What is the difference between Black Holes and Black Dwarf?

Before we go deep down to understand the difference between Black Hole and Black Dwarf, let us understand the two terms with short definitions. Black Hole: It is an astrophysical object which has a radius less than its own Schwarzschild radius - that is, a large enough mass in a small enough volume such that, at its surface, not even light can escape the pull of its gravity. Black Dwarf: It is another type of astrophysical object that consists of the matter left behind when a low mass star finishes carrying out nuclear fusion in its core. When the “nuclear fuel" is all used up, the star stops shining and contracts but the gravity is small enough such that the physical structure of the star is enough to prevent further collapse. What is left is a dark, spherical cooling mass forever gliding through the vastness of space.

The Difference

So, the difference is clear from the definitions discussed above. But still we will discuss the difference between them in two perspectives of size and density.

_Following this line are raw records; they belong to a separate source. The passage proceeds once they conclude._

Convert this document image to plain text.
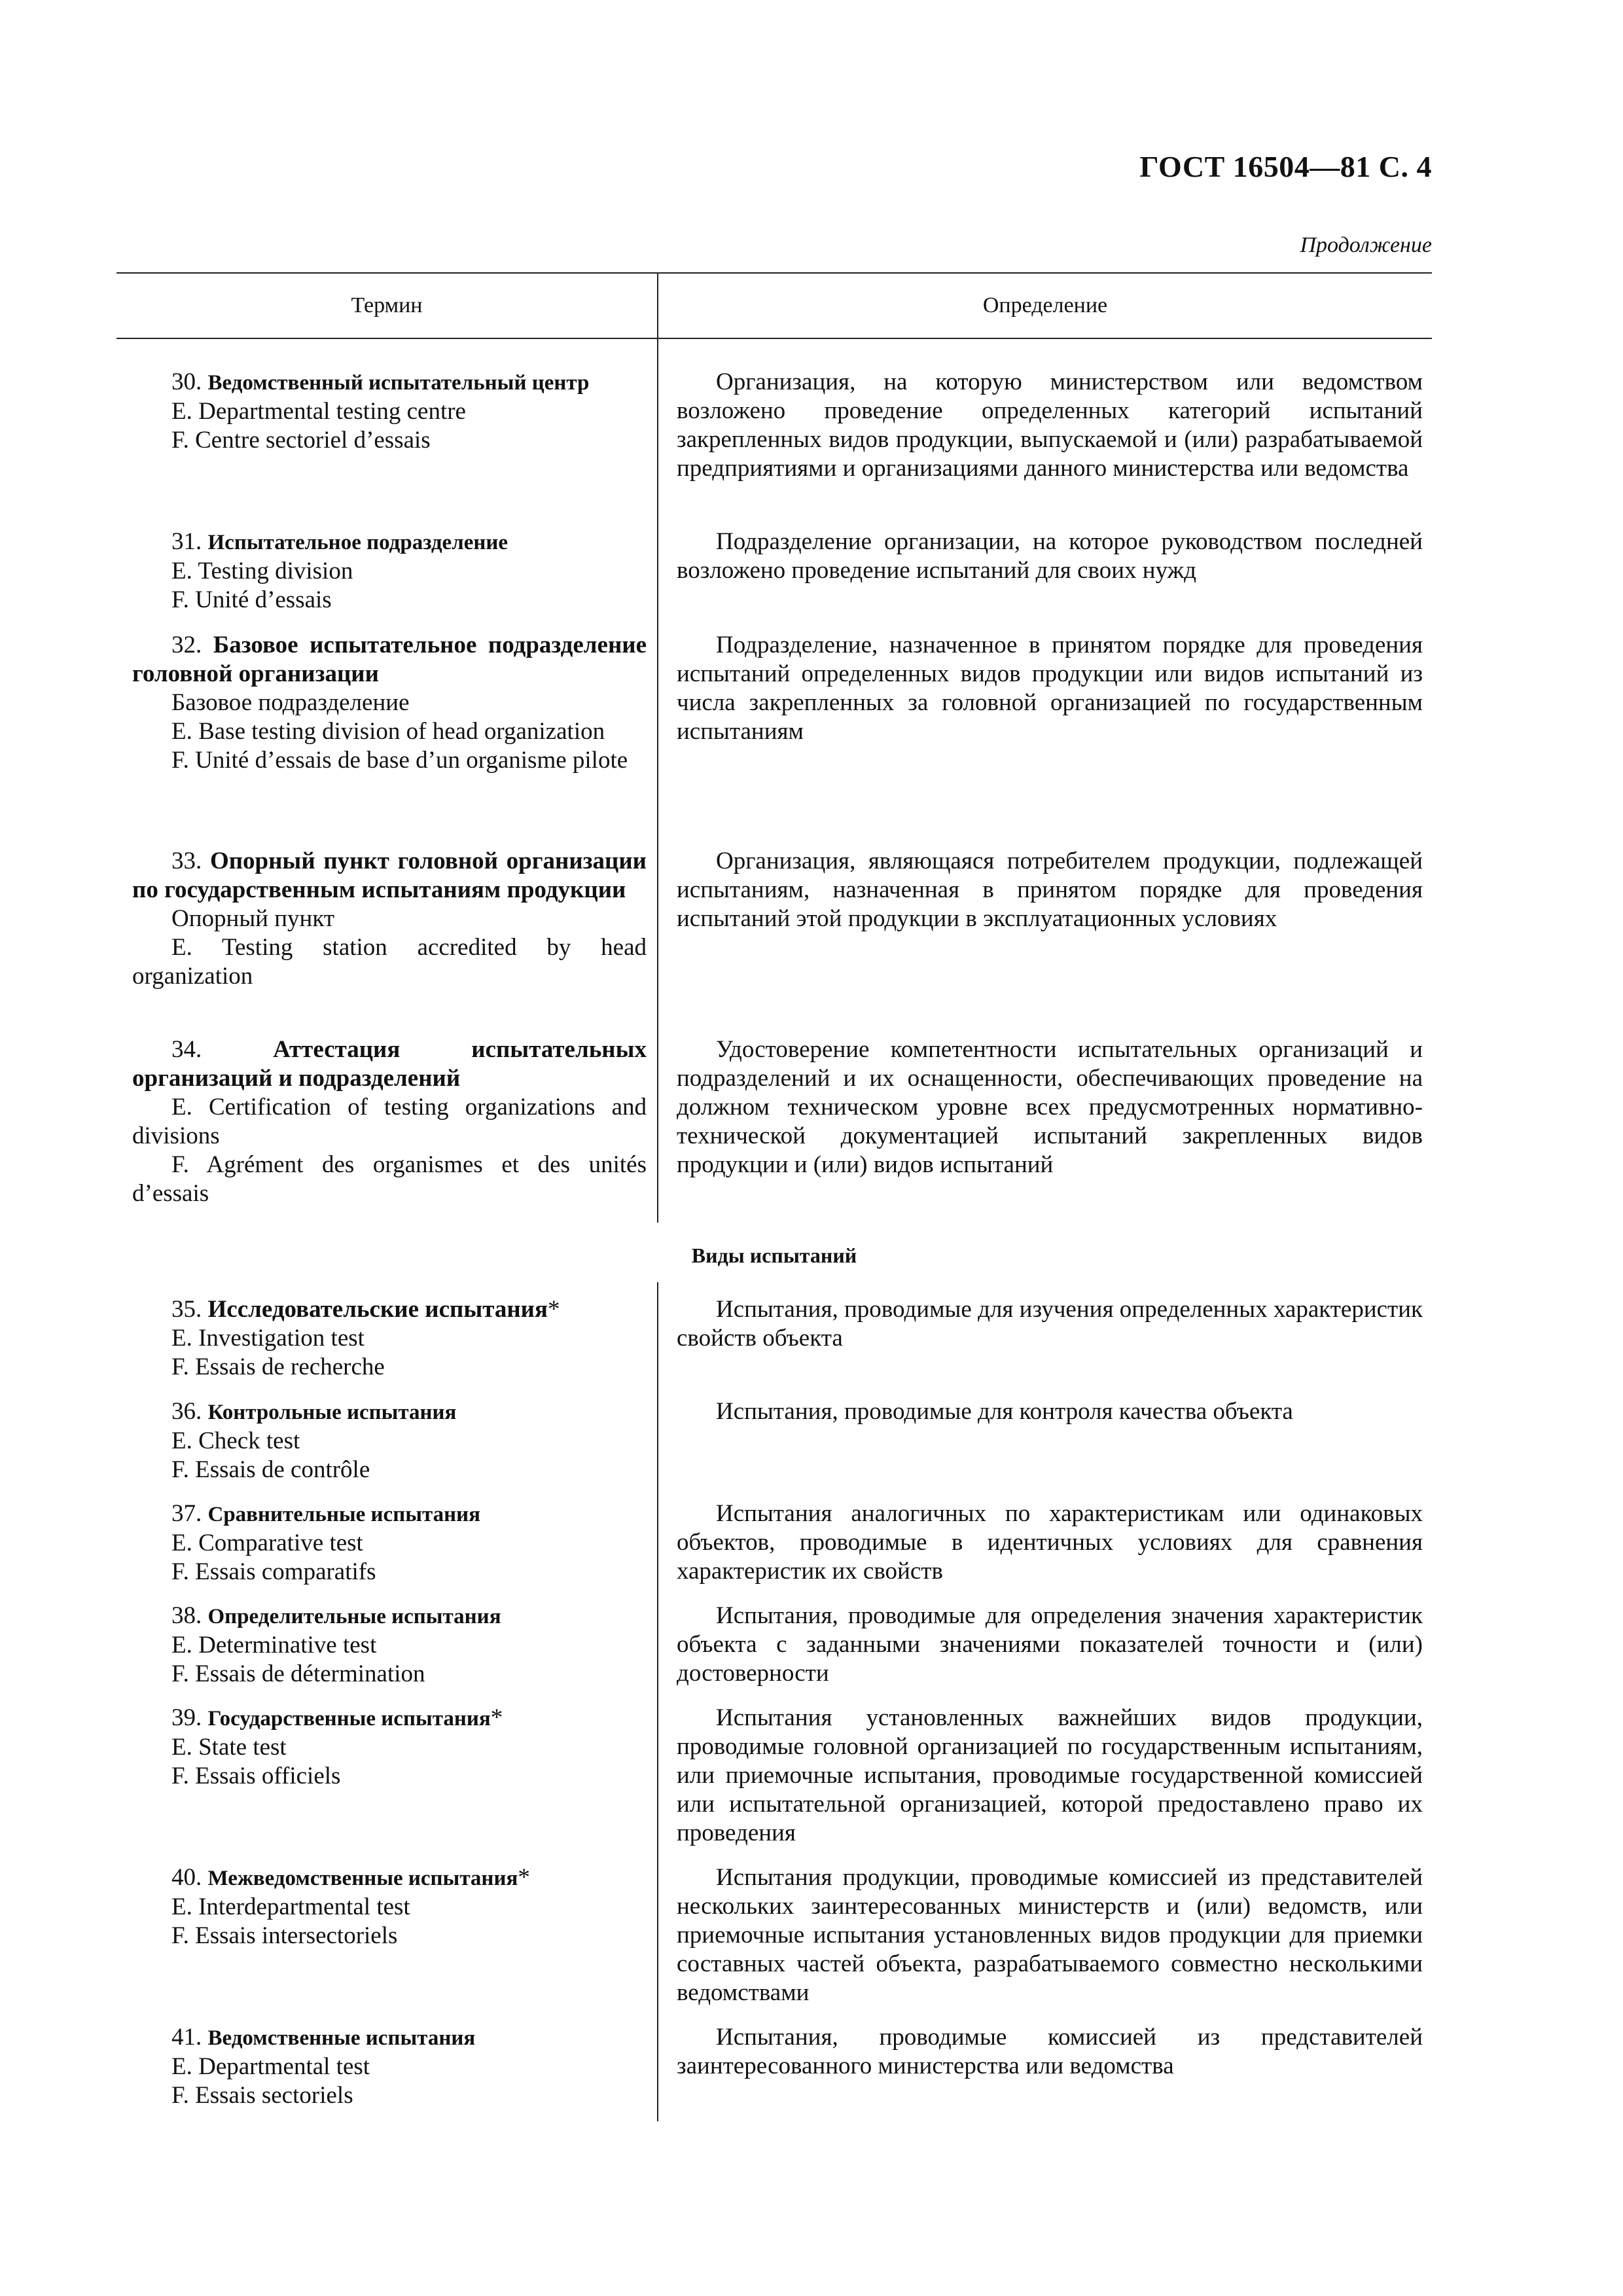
ГОСТ 16504—81 С. 4
Продолжение
Термин	Определение
30. Ведомственный испытательный центр
E. Departmental testing centre
F. Centre sectoriel d’essais
31. Испытательное подразделение
E. Testing division
F. Unité d’essais
32. Базовое испытательное подразделение головной организации
Базовое подразделение
E. Base testing division of head organization
F. Unité d’essais de base d’un organisme pilote
33. Опорный пункт головной организации по государственным испытаниям продукции
Опорный пункт
E. Testing station accredited by head organization
34.	Аттестация испытательных организаций и подразделений
E. Certification of testing organizations and divisions
F. Agrément des organismes et des unités d’essais
Организация, на которую министерством или ведомством возложено проведение определенных категорий испытаний закрепленных видов продукции, выпускаемой и (или) разрабатываемой предприятиями и организациями данного министерства или ведомства
Подразделение организации, на которое руководством последней возложено проведение испытаний для своих нужд
Подразделение, назначенное в принятом порядке для проведения испытаний определенных видов продукции или видов испытаний из числа закрепленных за головной организацией по государственным испытаниям
Организация, являющаяся потребителем продукции, подлежащей испытаниям, назначенная в принятом порядке для проведения испытаний этой продукции в эксплуатационных условиях
Удостоверение компетентности испытательных организаций и подразделений и их оснащенности, обеспечивающих проведение на должном техническом уровне всех предусмотренных нормативно-технической документацией испытаний закрепленных видов продукции и (или) видов испытаний
Виды испытаний
35. Исследовательские испытания*
E. Investigation test
F. Essais de recherche
36. Контрольные испытания
E. Check test
F. Essais de contrôle
37. Сравнительные испытания
E. Comparative test
F. Essais comparatifs
38. Определительные испытания
E. Determinative test
F. Essais de détermination
39. Государственные испытания*
E. State test
F. Essais officiels
40. Межведомственные испытания*
E. Interdepartmental test
F. Essais intersectoriels
41. Ведомственные испытания
E. Departmental test
F. Essais sectoriels
Испытания, проводимые для изучения определенных характеристик свойств объекта
Испытания, проводимые для контроля качества объекта
Испытания аналогичных по характеристикам или одинаковых объектов, проводимые в идентичных условиях для сравнения характеристик их свойств
Испытания, проводимые для определения значения характеристик объекта с заданными значениями показателей точности и (или) достоверности
Испытания установленных важнейших видов продукции, проводимые головной организацией по государственным испытаниям, или приемочные испытания, проводимые государственной комиссией или испытательной организацией, которой предоставлено право их проведения
Испытания продукции, проводимые комиссией из представителей нескольких заинтересованных министерств и (или) ведомств, или приемочные испытания установленных видов продукции для приемки составных частей объекта, разрабатываемого совместно несколькими ведомствами
Испытания, проводимые комиссией из представителей заинтересованного министерства или ведомства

A black dwarf is a smallish star which simply burned until it had used all its fuel, then faded into darkness. As it cooled it contracted, but it reached a point at which it became effectively solid and stopped. A black hole is a largish star which, after many dramatic events including probably going supernova, still had at least two or three solar masses of burned out fuel left when it had exhausted all new fuel resources. Without new energy being created, it also cooled. But the force of gravity was so strong that it couldn’t stop at solid. The pressure was so high that nothing could prevent it collapsing. And when it did so it reached a point at which, in a hand waving sort of way, the escape velocity reached the speed of light and time, as seen from outside, stopped. What is called an Event Horizon formed, and we have no idea what happened inside it. It became effectively separated from our normal universe.


The density of matter and energy in a black hole is so high that not even light can escape. In fact, its density is thought to be infinite in GR, which it cannot be due to Heisenberg's uncertainty principle, but for all practical purposes it is. A black dwarf however is black only because there are no processes left that could yield energy, i. e. electromagnetic radiation. It is a burnt out star that has lost all remaining heat and finds itself in thermal equilibrium with space (currently 2.71 K). It consists of degenerate matter, but still atomic matter, and if you managed to install a big torch on its surface, it could be seen from above. This is eventually the fate of all stars that are not big enough to end as neutron stars or black holes, including our sun, but it will take trillions of years to reach that state, so there's probably not a single black dwarf in our cosmic neighborhood at the moment.